Para tratar del liberalismo siempre es necesario
comenzar con algunas precisiones. Para empezar, hay que decir que
el liberalismo en sentido amplio suele dividirse en liberalismo
económico, liberalismo político e, incluso, liberalismo
filosófico. Esta división no es compartida por la
totalidad de los estudiosos; por ejemplo, sólo por citar
un caso, para Giovanni Sartori, el liberalismo es político
y no económico. Este autor propone que a esta última
acepción se le llame por su estricto nombre: librecambismo.
Esta aclaración viene al caso porque en este artículo
trato tanto sobre el liberalismo económico y algunas implicaciones
en la cuestión política, lo que algunos llaman democracia
liberal.
El liberalismo, debido a su etimología,
da una idea de libertad que, en la mayoría de las mentes
occidentales se asocia a una concepción bastante positiva
de sus propuestas y de los resultados que propone. Sin embargo,
a pesar de haber sido alguna vez una propuesta revolucionaria, es
pertinente recordar que, una vez convertida en la doctrina de las
élites gobernantes, muy pronto mostró sus límites
y sus graves implicaciones sociales.
El
liberalismo al principio fue una doctrina que buscó acabar
con el feudalismo, con la sociedad estamental y sus desigualdades
ligadas al nacimiento y origen, así como con el dominio social
y político de la nobleza, pero sus postulados de igualdad
ante la ley pronto mostraron sus limitaciones. Desde muy pronto
pudo notarse que las élites burguesas liberales trataron
de limitar la participación política del pueblo;
para ejercer los derechos políticos pusieron como requisitos
la propiedad, la riqueza o hasta la raza. Cómo olvidar que
en los muy liberales Estados Unidos de América los negros
carecieron de igualdad, a pesar de que la Constitución se
basaba expresamente en la defensa de los derechos inalienables del
hombre, o cómo dejar de lado la cuestión del género,
pues es sabido que cuando se llegó a hablar de voto universal,
esta supuesta universalidad no incluía a las mujeres.
Por otro lado, la igualdad social no fue un postulado
básico del liberalismo. Su defensa de la igualdad sólo
hace referencia a la igualdad jurídica (todos iguales ante
la ley), pero no intenta nada para paliar la desigualdad de fortunas,
o los extremos ligados a ella. Todo lo contrario: el liberalismo
está a favor de la desigualdad, pues el motor de la actividad
económica es la iniciativa individual, el interés
privado. El liberalismo clásico ni siquiera se molestó
entonces por la cuestión de la equidad, esa noción
que acepta que para competir en términos de igualdad en el
mercado, en la política, en la educación, etc., es
necesario tomar medidas compensatorias para los que han nacido en
desventaja.
Recordemos que, en el liberalismo temprano, todo
intento por dar mayores derechos y prestaciones a los obreros era
visto como una afrenta al sistema económico racional.
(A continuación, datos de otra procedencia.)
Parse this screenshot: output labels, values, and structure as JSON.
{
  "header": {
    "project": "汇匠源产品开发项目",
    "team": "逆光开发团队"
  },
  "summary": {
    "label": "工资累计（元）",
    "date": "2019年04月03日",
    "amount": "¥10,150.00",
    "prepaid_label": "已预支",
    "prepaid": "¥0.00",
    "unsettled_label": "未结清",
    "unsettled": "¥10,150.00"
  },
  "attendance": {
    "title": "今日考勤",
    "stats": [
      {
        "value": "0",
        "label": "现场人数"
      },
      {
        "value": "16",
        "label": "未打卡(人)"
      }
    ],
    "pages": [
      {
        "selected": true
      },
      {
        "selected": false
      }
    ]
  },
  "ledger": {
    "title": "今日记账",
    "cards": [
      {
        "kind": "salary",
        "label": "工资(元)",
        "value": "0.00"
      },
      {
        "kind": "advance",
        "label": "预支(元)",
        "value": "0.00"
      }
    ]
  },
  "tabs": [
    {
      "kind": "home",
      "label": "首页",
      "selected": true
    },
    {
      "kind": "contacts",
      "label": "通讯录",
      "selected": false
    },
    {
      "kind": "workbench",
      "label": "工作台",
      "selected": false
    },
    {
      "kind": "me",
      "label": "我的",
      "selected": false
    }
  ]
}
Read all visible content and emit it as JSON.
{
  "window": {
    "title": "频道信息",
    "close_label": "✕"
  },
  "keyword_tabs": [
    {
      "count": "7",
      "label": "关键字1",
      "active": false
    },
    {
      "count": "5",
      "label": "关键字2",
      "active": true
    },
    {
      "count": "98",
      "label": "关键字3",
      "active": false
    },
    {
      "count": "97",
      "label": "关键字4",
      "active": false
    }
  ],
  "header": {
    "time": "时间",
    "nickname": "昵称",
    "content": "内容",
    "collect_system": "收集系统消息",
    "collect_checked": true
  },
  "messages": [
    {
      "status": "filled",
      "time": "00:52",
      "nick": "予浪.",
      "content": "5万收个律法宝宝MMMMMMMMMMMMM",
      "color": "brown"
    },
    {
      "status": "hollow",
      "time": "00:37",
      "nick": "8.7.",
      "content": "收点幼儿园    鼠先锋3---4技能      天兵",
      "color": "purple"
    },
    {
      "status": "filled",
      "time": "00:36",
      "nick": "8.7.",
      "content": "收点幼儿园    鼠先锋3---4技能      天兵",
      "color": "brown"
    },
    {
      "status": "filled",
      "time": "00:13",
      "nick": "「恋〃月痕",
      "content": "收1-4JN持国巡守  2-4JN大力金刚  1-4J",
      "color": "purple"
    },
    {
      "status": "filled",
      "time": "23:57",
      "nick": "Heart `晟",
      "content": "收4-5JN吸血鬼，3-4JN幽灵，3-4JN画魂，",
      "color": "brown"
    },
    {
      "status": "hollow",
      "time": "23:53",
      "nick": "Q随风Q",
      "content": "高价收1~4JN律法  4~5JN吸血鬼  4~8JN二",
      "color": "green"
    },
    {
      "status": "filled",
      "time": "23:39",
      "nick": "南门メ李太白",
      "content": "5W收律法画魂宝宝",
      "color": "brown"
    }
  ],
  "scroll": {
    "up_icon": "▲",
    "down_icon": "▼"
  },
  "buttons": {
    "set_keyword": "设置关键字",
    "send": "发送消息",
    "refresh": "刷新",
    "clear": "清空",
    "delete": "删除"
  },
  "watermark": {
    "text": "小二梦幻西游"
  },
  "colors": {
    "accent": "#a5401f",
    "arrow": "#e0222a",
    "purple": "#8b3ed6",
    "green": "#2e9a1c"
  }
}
En
este sentido, un sindicato era equiparado con los monopolios, y
el gobierno debía luchar contra cualquier intento por cerrar
o limitar el mercado, contra cualquier organización que atentara
contra las sacrosantas leyes del mercado, las cuales, por cierto,
se decía que funcionaban solas, sin apenas intervención
humana. El gobierno no debía interferir en el libre juego
de las leyes del mercado, así fuera para hacer más
soportable la suerte de los trabajadores.
A finales del siglo XIX, las crisis económicas
recurrentes, inherentes al mismo sistema económico liberal;
los sucesivos y cada vez más fuertes movimientos sociales
que pedían reformas, así como la aparición
y extensión de las ideas socialistas, empujaron a algunos
Estados a admitir reformas sociales y económicas heterodoxas
desde el punto de vista de los liberales puros, pero necesarias
en términos sociales y políticos. Tomar estas decisiones
era aceptar, de hecho, las limitaciones políticas y sociales
del liberalismo, aunque frecuentemente, más que debido a
un afán reivindicativo, estas decisiones se tomaron para
apuntalar el poder político de los gobernantes en turno.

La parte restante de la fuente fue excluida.